I responsabili di IPUS, a processo alle Criminali, negano di aver ingannato gli studenti: «Siamo stati chiari sin dall’inizio»
LUGANO - Gli studenti che si erano iscritti alla IPUS di Chiasso erano convinti che l’istituto avrebbe permesso loro di ottenere una laurea svizzera e una europea. Da qui l’accusa di ripetuta truffa nei confronti dei responsabili della ex struttura, il sessantenne e la quarantottenne che oggi si trovano davanti alla Corte delle Criminali presieduta dal giudice Marco Villa per rispondere di tutta una serie di reati relativi alla vicenda dell’università fantasma di Chiasso.
L’istituto si presentava come un’università, pur non avendo ottenuto l’accreditamento secondo la legge cantonale. Faceva credere agli studenti di aver avviato collaborazioni con altri atenei europei (in particolare con una struttura slovena, in cui avrebbero dovuto essere immatricolati gli iscritti IPUS). E soprattutto prometteva una laurea, con validità anche in Svizzera. Ed è soprattutto quest’ultimo l’aspetto che interessava agli iscritti, come emerso dagli interrogatori agli atti.
«Sin dall’inizio eravamo stati chiari, non abbiamo mai detto che avremmo rilasciato un titolo: nessuno potrà mai dire di essere stato ingannato» sostiene però l’imputato sessantenne, sottolineando che «avevamo sempre agito con la massima sincerità».
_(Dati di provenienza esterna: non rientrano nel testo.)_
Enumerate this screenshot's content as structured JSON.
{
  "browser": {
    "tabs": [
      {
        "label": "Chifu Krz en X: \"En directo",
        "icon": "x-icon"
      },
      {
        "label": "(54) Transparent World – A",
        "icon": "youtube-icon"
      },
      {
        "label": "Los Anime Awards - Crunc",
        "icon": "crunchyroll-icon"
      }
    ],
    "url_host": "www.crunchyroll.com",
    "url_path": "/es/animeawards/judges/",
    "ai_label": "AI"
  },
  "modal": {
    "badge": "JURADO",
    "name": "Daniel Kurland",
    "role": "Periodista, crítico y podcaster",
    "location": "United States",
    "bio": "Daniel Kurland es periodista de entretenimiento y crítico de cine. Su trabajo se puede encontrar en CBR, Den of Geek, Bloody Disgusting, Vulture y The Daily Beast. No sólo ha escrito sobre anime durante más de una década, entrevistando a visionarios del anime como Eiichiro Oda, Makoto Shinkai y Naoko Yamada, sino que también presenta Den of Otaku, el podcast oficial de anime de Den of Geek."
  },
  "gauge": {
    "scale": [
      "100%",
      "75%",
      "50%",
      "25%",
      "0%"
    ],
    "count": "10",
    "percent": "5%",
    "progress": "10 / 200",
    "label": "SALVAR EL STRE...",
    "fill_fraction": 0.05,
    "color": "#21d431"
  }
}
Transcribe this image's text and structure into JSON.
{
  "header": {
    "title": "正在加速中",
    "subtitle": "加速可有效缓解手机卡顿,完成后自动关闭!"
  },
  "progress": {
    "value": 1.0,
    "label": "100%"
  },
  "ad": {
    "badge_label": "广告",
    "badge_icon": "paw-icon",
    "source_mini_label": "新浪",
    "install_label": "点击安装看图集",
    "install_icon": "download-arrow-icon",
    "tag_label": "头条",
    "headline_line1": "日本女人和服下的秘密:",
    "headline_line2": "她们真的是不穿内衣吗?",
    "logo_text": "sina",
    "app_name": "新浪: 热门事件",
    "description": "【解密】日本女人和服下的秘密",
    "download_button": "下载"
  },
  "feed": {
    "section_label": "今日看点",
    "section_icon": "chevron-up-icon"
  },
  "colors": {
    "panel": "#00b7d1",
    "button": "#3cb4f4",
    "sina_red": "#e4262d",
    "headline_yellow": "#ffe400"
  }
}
E per quanto riguarda l’esistenza di un accordo con un ateneo in Slovenia, risulta che non tutti gli studenti erano immatricolati nella struttura. In particolare non lo erano quelli del primo anno. «I ragazzi lo sapevano, era quanto previsto dall’accordo» afferma l’imputato. Eppure sembra che fossero in possesso di un libretto di tirocinio e documenti falsificati, riportanti il logo dell’università slovena. «Un libretto che è stato fatto sul modello di quello che ci è stato inviato dall’ateneo» assicura il sessantenne.
Il rapporto con l’istituto universitario sloveno sarebbe comunque saltato. E la situazione si sarebbe dovuta risolvere, secondo quanto emerso dall’inchiesta, con un piano B: un accordo con un ateneo albanese. Un accordo concluso che sarebbe però poi stato negato dall’ateneo stesso, lo sostengono gli imputati.
Il processo si riaprirà domani mercoledì 31 ottobre alle 9.30 con gli interventi delle parti. Nel frattempo la procuratrice pubblica ha anticipato che, oltre alla condanna degli imputati, chiederà la loro espulsione dal paese.